Nasim Haradinaj della War Veterans' Organisation ha espresso i suoi dubbi sulle minacce che il procuratore speciale Elez Blakaj ha portato alle dimissioni. Non voglio interrompere, e mi dispiace se e' successo al procuratore Blakay, ma non penso che Blakay abbia paura di... Non credo che fosse ingenuo. [...]
Non voglio interrompere, e mi dispiace se e' successo al procuratore Blakay, ma non penso che Blakay abbia paura di...
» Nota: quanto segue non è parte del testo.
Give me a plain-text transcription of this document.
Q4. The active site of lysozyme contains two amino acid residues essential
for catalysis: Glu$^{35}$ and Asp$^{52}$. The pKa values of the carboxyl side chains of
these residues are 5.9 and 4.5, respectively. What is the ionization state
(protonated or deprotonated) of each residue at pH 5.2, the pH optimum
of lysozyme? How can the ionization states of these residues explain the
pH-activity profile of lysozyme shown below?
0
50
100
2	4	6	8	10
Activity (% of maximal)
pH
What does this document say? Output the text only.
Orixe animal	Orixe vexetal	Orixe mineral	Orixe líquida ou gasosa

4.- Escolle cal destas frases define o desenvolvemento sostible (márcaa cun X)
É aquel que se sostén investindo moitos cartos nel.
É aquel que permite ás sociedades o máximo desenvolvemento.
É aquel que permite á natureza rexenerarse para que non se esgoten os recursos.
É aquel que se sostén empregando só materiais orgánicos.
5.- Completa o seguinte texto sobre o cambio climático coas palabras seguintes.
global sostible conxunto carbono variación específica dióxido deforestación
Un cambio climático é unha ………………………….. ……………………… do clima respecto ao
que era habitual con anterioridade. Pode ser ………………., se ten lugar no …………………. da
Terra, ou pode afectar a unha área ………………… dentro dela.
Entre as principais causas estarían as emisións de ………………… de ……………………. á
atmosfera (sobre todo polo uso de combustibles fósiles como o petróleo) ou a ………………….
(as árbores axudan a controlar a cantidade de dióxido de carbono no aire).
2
Non credo che fosse ingenuo. Quando ha accettato l'argomento ha un indizio su cosa sta ricevendo. Vorrei che il caso Blakaj non fosse il caso che questo problema sarebbe finito, e che nessuno avrebbe preso il caso di”, ha detto in Klan Kosova.
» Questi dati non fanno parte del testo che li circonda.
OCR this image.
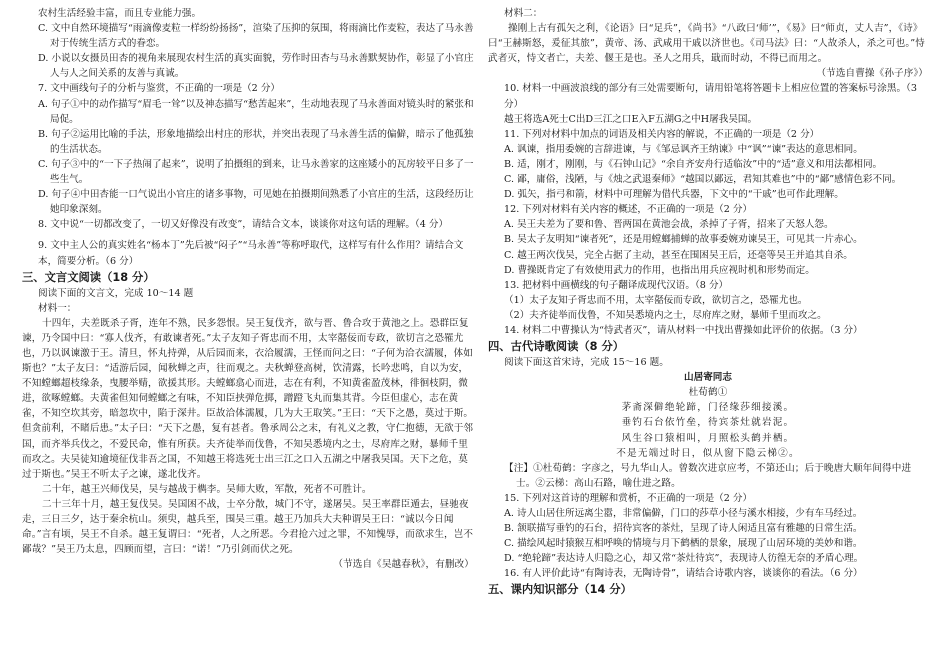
农村生活经验丰富，而且专业能力强。

C. 文中自然环境描写“雨滴像麦粒一样纷纷扬扬”，渲染了压抑的氛围，将雨滴比作麦粒，表达了马永善对于传统生活方式的眷恋。

D. 小说以女摄员田杏的视角来展现农村生活的真实面貌，劳作时田杏与马永善默契协作，彰显了小官庄人与人之间关系的友善与真诚。

7. 文中画线句子的分析与鉴赏，不正确的一项是（2 分）

A. 句子①中的动作描写“眉毛一耸”以及神态描写“愁苦起来”，生动地表现了马永善面对镜头时的紧张和局促。

B. 句子②运用比喻的手法，形象地描绘出村庄的形状，并突出表现了马永善生活的偏僻，暗示了他孤独的生活状态。

C. 句子③中的“一下子热闹了起来”，说明了拍摄组的到来，让马永善家的这座矮小的瓦房较平日多了一些生气。

D. 句子④中田杏能一口气说出小官庄的诸多事物，可见她在拍摄期间熟悉了小官庄的生活，这段经历让她印象深刻。

8. 文中说“一切都改变了，一切又好像没有改变”，请结合文本，谈谈你对这句话的理解。（4 分）

9. 文中主人公的真实姓名“杨本丁”先后被“闷子”“马永善”等称呼取代，这样写有什么作用？请结合文本，简要分析。（6 分）

三、文言文阅读（18 分）

阅读下面的文言文，完成 10～14 题

材料一：

十四年，夫差既杀子胥，连年不熟，民多怨恨。吴王复伐齐，欲与晋、鲁合攻于黄池之上。恐群臣复谏，乃令国中曰：“寡人伐齐，有敢谏者死。”太子友知子胥忠而不用，太宰嚭佞而专政，欲切言之恐罹尤也，乃以讽谏激于王。清旦，怀丸持弹，从后园而来，衣洽履濡，王怪而问之曰：“子何为洽衣濡履，体如斯也？”太子友曰：“适游后园，闻秋蝉之声，往而观之。夫秋蝉登高树，饮清露，长吟悲鸣，自以为安，不知螳螂超枝缘条，曳腰举䞍，欲援其形。夫螳螂翕心而进，志在有利，不知黄雀盈茂林，徘徊枝阴，微进，欲啄螳螂。夫黄雀但知伺螳螂之有味，不知臣挟弹危掷，蹭蹬飞丸而集其背。今臣但虚心，志在黄雀，不知空坎其旁，暗忽坎中，陷于深井。臣故洽体濡履，几为大王取笑。”王曰：“天下之愚，莫过于斯。但贪前利，不睹后患。”太子曰：“天下之愚，复有甚者。鲁承周公之末，有礼义之教，守仁抱德，无欲于邻国，而齐举兵伐之，不爱民命，惟有所获。夫齐徒举而伐鲁，不知吴悉境内之士，尽府库之财，暴师千里而攻之。夫吴徒知逾境征伐非吾之国，不知越王将选死士出三江之口入五湖之中屠我吴国。天下之危，莫过于斯也。”吴王不听太子之谏，遂北伐齐。

二十年，越王兴师伐吴，吴与越战于檇李。吴师大败，军散，死者不可胜计。

二十三年十月，越王复伐吴。吴国困不战，士卒分散，城门不守，遂屠吴。吴王率群臣遁去，昼驰夜走，三日三夕，达于秦余杭山。须臾，越兵至，围吴三重。越王乃加兵大夫种谓吴王曰：“诚以今日闻命。”言有顷，吴王不自杀。越王复谓曰：“死者，人之所恶。今君抢六过之罪，不知愧辱，而欲求生，岂不鄙哉？”吴王乃太息，四顾而望，言曰：“诺！”乃引剑而伏之死。

（节选自《吴越春秋》，有删改）

材料二：

操刚上古有孤矢之利，《论语》曰“足兵”，《尚书》“八政曰‘师’”，《易》曰“师贞，丈人吉”，《诗》曰“王赫斯怒，爰征其旅”，黄帝、汤、武咸用干戚以济世也。《司马法》曰：“人故杀人，杀之可也。”恃武者灭，恃文者亡，夫差、偃王是也。圣人之用兵，戢而时动，不得已而用之。

（节选自曹操《孙子序》）

10. 材料一中画波浪线的部分有三处需要断句，请用铅笔将答题卡上相应位置的答案标号涂黑。（3 分）

越王将选A死士C出D三江之口E入F五湖G之中H屠我吴国。

11. 下列对材料中加点的词语及相关内容的解说，不正确的一项是（2 分）

A. 讽谏，指用委婉的言辞进谏，与《邹忌讽齐王纳谏》中“讽”“谏”表达的意思相同。

B. 适，刚才，刚刚，与《石钟山记》“余自齐安舟行适临汝”中的“适”意义和用法都相同。

C. 鄙，庸俗，浅陋，与《烛之武退秦师》“越国以鄙远，君知其难也”中的“鄙”感情色彩不同。

D. 弧矢，指弓和箭，材料中可理解为借代兵器，下文中的“干戚”也可作此理解。

12. 下列对材料有关内容的概述，不正确的一项是（2 分）

A. 吴王夫差为了要和鲁、晋两国在黄池会战，杀掉了子胥，招来了天怒人怨。

B. 吴太子友明知“谏者死”，还是用螳螂捕蝉的故事委婉劝谏吴王，可见其一片赤心。

C. 越王两次伐吴，完全占据了主动，甚至在围困吴王后，还毫等吴王并追其自杀。

D. 曹操既肯定了有效使用武力的作用，也指出用兵应视时机和形势而定。

13. 把材料中画横线的句子翻译成现代汉语。（8 分）

（1）太子友知子胥忠而不用，太宰嚭佞而专政，欲切言之，恐罹尤也。

（2）夫齐徒举而伐鲁，不知吴悉境内之士，尽府库之财，暴师千里而攻之。

14. 材料二中曹操认为“恃武者灭”，请从材料一中找出曹操如此评价的依据。（3 分）

四、古代诗歌阅读（8 分）

阅读下面这首宋诗，完成 15～16 题。

山居寄同志

杜荀鹤①

茅斋深僻绝轮蹄，门径缘莎细接溪。

垂钓石台依竹垒，待宾茶灶就岩泥。

风生谷口猿相叫，月照松头鹤并栖。

不是无端过时日，似从窗下隐云梯②。

【注】①杜荀鹤：字彦之，号九华山人。曾数次进京应考，不第还山；后于晚唐大顺年间得中进士。②云梯：高山石路，喻仕进之路。

15. 下列对这首诗的理解和赏析，不正确的一项是（2 分）

A. 诗人山居住所远离尘嚣，非常偏僻，门口的莎草小径与溪水相接，少有车马经过。

B. 颔联描写垂钓的石台，招待宾客的茶灶，呈现了诗人闲适且富有雅趣的日常生活。

C. 描绘风起时猿猴互相呼唤的情境与月下鹤栖的景象，展现了山居环境的美妙和谐。

D. “绝轮蹄”表达诗人归隐之心，却又常“茶灶待宾”，表现诗人彷徨无奈的矛盾心理。

16. 有人评价此诗“有陶诗表，无陶诗骨”，请结合诗歌内容，谈谈你的看法。（6 分）

五、课内知识部分（14 分）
Mentre si parla della dichiarazione di ieri da parte dell'ambasciatore degli Stati Uniti, Greg Delawie che le dimissioni di Blakaj sono dolorose, Haradinaj lo ha chiamato APUalaco.
Quindi perche' non ha protetto l'ambasciatore (Delai) il procuratore di clown Elez Blakaj. Sa tutto, ha dovuto proteggere anche quello che sta facendo in tutto il mondo, ha detto Haradinaj.
E ha chiamato questa dichiarazione imbarazzante Ilir Ibrahimi, analista politico.
Ecco cosa scrive:
Decine di migliaia di soldati americani hanno rischiato e sacrificato per la liberazione del Kosovo. Sono registrati e conosciuti per nome e cognome. Non si aspettano benefici, pensioni, ricompense, favoriti dal Kosovo. Hanno fatto il dovere che il loro paese ha chiesto loro di fare.
Ma quei veterani americani non meritano il leader dei veterani del Kosovo di etichettare l'ambasciatore come clown in uno studio televisivo.
Voglio credere che tra coloro che meritano veramente il nome veterano, ci sono coloro che conservano la virtù della gratitudine in un paese che, nei suoi momenti più difficili, ha mandato i loro figli a combattere le braccia per le ali con loro.
L'ambasciatore rappresenta lo stato. L'ambasciatore americano rappresenta l'America.
Quando lo dici all'ambasciatore del clown, e' quello che chiami tutti gli americani. Peccato.